I know what it takes to run a small business and I understand what it takes to create jobs. As a business owner, I had to plan and execute my business strategy or I would no longer be in business. Our government takes the same approach, for we cannot finance the programs Canadians rely on without taking care of the revenue generation.

The recession, which none of us expected, may have slowed down the implementation of advantage Canada. However, instead of throwing up our hands at this unanticipated course of events, our government reacted assuredly and with a plan. We did this by bringing forward fiscal stimulus that was targeted, timely and temporary in our economic action plan. Throughout this economic crisis, we maintained our objectives and our long-term goals.

Some adjustments had to be made because of the global economic situation. For example, we saw our investments expedited through the economic action plan, which has seen 19,000 infrastructure projects initiated across the country. I submit that by rising to the challenge, we have given Canadians and the world confidence that Canada is a great place in which to invest.

I would also like to point out that prior to budget 2010, our government undertook one of the largest prebudget consultations in history. We invited ordinary Canadians to share their thoughts, suggestions and priorities with us. I personally held a prebudget consultation town hall in my riding of Newmarket—Aurora and held numerous round tables and drop-ins.

I can personally attest that the input I received was duly considered by our Minister of Finance. In fact, many of the suggestions put forward in my riding were contained in budget 2010. Suggestions such as conducting value-for-money audits of departmental spending, strengthening the laws governing intellectual property and copyrights, and launching a digital economy strategy were all submitted by residents of Newmarket and Aurora.

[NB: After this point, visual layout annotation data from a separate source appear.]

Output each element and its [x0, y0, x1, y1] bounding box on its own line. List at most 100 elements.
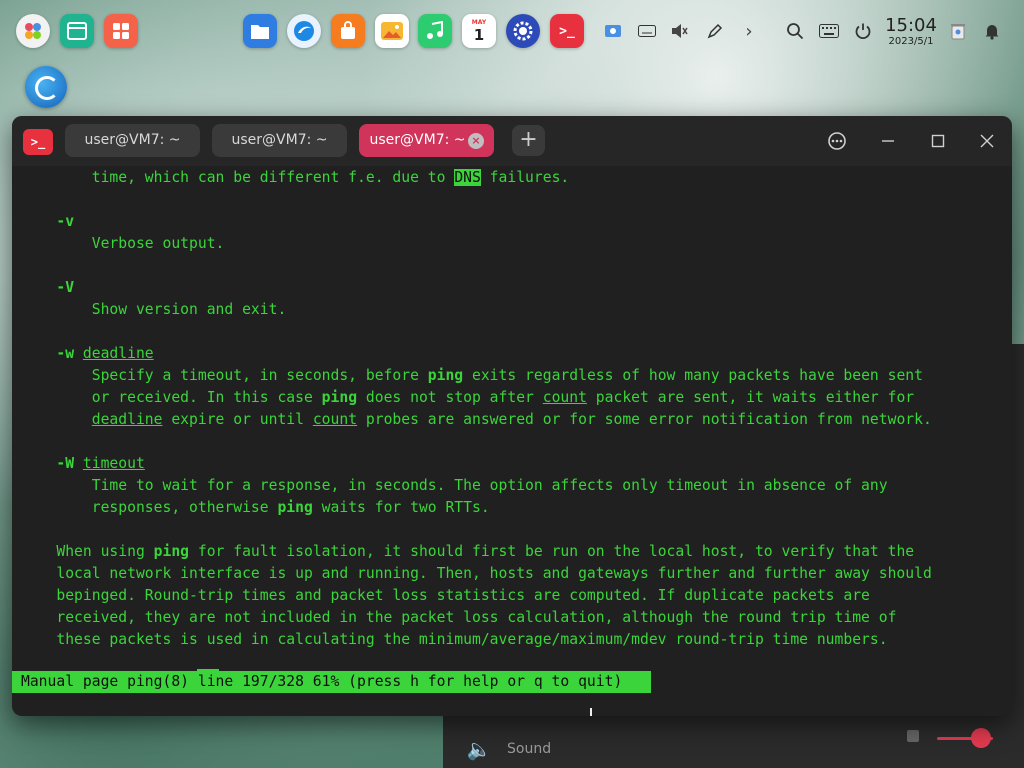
- speaker-icon: 🔈: [466, 737, 492, 761]
- volume-mute-icon[interactable]: [907, 730, 919, 742]
- multitask-view-icon[interactable]: [60, 14, 94, 48]
- text-segment: does not stop after: [357, 389, 543, 406]
- image-viewer-icon[interactable]: [375, 14, 409, 48]
- terminal-output[interactable]: time, which can be different f.e. due to…: [21, 166, 1006, 671]
- bold-text: -V: [56, 279, 75, 296]
- sound-label: Sound: [507, 741, 552, 757]
- notification-bell-icon[interactable]: [981, 20, 1003, 42]
- text-segment: received, they are not included in the p…: [56, 609, 897, 626]
- terminal-line: Time to wait for a response, in seconds.…: [21, 475, 888, 497]
- onscreen-keyboard-icon[interactable]: [818, 20, 840, 42]
- desktop-logo-icon[interactable]: [25, 66, 67, 108]
- tab-label: user@VM7: ~: [369, 132, 466, 148]
- bold-text: ping: [277, 499, 313, 516]
- text-segment: packet are sent, it waits either for: [586, 389, 915, 406]
- text-segment: When using: [56, 543, 154, 560]
- volume-slider-handle[interactable]: [971, 728, 991, 748]
- calendar-day-label: 1: [473, 26, 485, 44]
- close-tab-icon[interactable]: ×: [468, 133, 484, 149]
- top-dock: MAY 1 >_ › 15:04 2023/5/1: [0, 0, 1024, 64]
- store-bag-icon[interactable]: [331, 14, 365, 48]
- expand-tray-icon[interactable]: ›: [738, 20, 760, 42]
- title-bar[interactable]: >_ user@VM7: ~ user@VM7: ~ user@VM7: ~ ×…: [12, 116, 1012, 166]
- text-segment: or received. In this case: [91, 389, 322, 406]
- terminal-line: local network interface is up and runnin…: [21, 563, 932, 585]
- terminal-line: received, they are not included in the p…: [21, 607, 896, 629]
- tab-label: user@VM7: ~: [231, 132, 328, 148]
- text-segment: bepinged. Round-trip times and packet lo…: [56, 587, 870, 604]
- tab-3-active[interactable]: user@VM7: ~ ×: [359, 124, 494, 157]
- highlighted-match: DNS: [454, 169, 481, 186]
- text-segment: for fault isolation, it should first be …: [189, 543, 915, 560]
- terminal-line: -V: [21, 277, 74, 299]
- text-segment: [74, 345, 83, 362]
- underlined-text: deadline: [91, 411, 163, 428]
- tab-1[interactable]: user@VM7: ~: [65, 124, 200, 157]
- text-segment: Verbose output.: [91, 235, 225, 252]
- terminal-line: Specify a timeout, in seconds, before pi…: [21, 365, 923, 387]
- terminal-line: Show version and exit.: [21, 299, 287, 321]
- pager-status-line: Manual page ping(8) line 197/328 61% (pr…: [12, 671, 651, 693]
- volume-muted-icon[interactable]: [668, 20, 690, 42]
- clock-time: 15:04: [885, 15, 937, 36]
- text-segment: responses, otherwise: [91, 499, 278, 516]
- keyboard-layout-icon[interactable]: [636, 20, 658, 42]
- bold-text: -v: [56, 213, 75, 230]
- terminal-app-icon: >_: [23, 129, 53, 155]
- maximize-button[interactable]: [925, 128, 951, 154]
- bold-text: -w: [56, 345, 75, 362]
- clock-date: 2023/5/1: [888, 36, 934, 47]
- app-store-icon[interactable]: [104, 14, 138, 48]
- underlined-text: deadline: [82, 345, 154, 362]
- pen-icon[interactable]: [704, 20, 726, 42]
- screenshot-icon[interactable]: [602, 20, 624, 42]
- terminal-dock-icon[interactable]: >_: [550, 14, 584, 48]
- power-icon[interactable]: [852, 20, 874, 42]
- add-tab-button[interactable]: +: [512, 125, 545, 156]
- terminal-line: or received. In this case ping does not …: [21, 387, 914, 409]
- text-segment: expire or until: [162, 411, 313, 428]
- tab-label: user@VM7: ~: [84, 132, 181, 148]
- minimize-button[interactable]: [875, 128, 901, 154]
- terminal-line: these packets is used in calculating the…: [21, 629, 887, 651]
- terminal-line: -w deadline: [21, 343, 154, 365]
- text-segment: Specify a timeout, in seconds, before: [91, 367, 428, 384]
- mouse-text-cursor: [590, 708, 592, 716]
- file-manager-icon[interactable]: [243, 14, 277, 48]
- clock[interactable]: 15:04 2023/5/1: [884, 16, 938, 48]
- text-segment: time, which can be different f.e. due to: [91, 169, 455, 186]
- terminal-line: deadline expire or until count probes ar…: [21, 409, 932, 431]
- search-icon[interactable]: [784, 20, 806, 42]
- browser-icon[interactable]: [287, 14, 321, 48]
- underlined-text: timeout: [82, 455, 145, 472]
- text-segment: waits for two RTTs.: [312, 499, 490, 516]
- close-window-button[interactable]: [974, 128, 1000, 154]
- terminal-line: When using ping for fault isolation, it …: [21, 541, 914, 563]
- bold-text: ping: [321, 389, 358, 406]
- terminal-window: >_ user@VM7: ~ user@VM7: ~ user@VM7: ~ ×…: [12, 116, 1012, 716]
- settings-icon[interactable]: [506, 14, 540, 48]
- text-segment: local network interface is up and runnin…: [56, 565, 932, 582]
- window-menu-button[interactable]: [824, 128, 850, 154]
- music-icon[interactable]: [418, 14, 452, 48]
- bold-text: ping: [427, 367, 464, 384]
- calendar-icon[interactable]: MAY 1: [462, 14, 496, 48]
- trash-icon[interactable]: [947, 20, 969, 42]
- tab-2[interactable]: user@VM7: ~: [212, 124, 347, 157]
- sound-row[interactable]: 🔈 Sound: [465, 736, 552, 762]
- launcher-icon[interactable]: [16, 14, 50, 48]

The strategic investments our government has been making through our economic action plan are paying off. New jobs, new partnerships and new products have resulted from investments such as that involving the Newmarket Chamber of Commerce which received assistance from the community partnership fund.

That project involves a unique partnership between the Newmarket Chamber of Commerce, the Newmarket Public Library, Southlake Regional Health Centre and the town of Newmarket and has created shared digital infrastructure. Not only did this project create immediate jobs, but it was leveraged so that the chamber now works with local businesses to assist them in opening new markets and developing a competitive edge in the knowledge-based economy.

Small and medium size businesses employ half of Canada's workforce and are leading the way out of the recession. Budget 2010's commercialization innovation program for small and medium size companies will also support this sector by helping these companies develop and market new technology, thereby creating new markets and new jobs.

This is just one of the many specific strategic actions that our government is taking to help businesses today create the jobs of the future. A jobs and growth budget: that is what we planned and that is what we have put forward.

Financial Statement of Minister of FinanceThe BudgetGovernment Orders

3:45 p.m.

Liberal

Bonnie Crombie Liberal Mississauga—Streetsville, ON

Mr. Speaker, I want to ask the member for Newmarket—Aurora what she, as a small business owner, thinks of the new payroll tax that will be imposed on small businesses. I would like to read to her what the CFIB said:

--the budget's assertion it does not increase taxation is nonsense. While taxes are frozen for the calendar year 2010, every employed Canadian and every Canadian business that has staff will experience a significant Employment Insurance premium hike starting in January 2011.

EI premiums are a form of job-killing payroll taxes--one of the most harmful forms of taxation to small business.

I would like to know what she thinks about that new tax.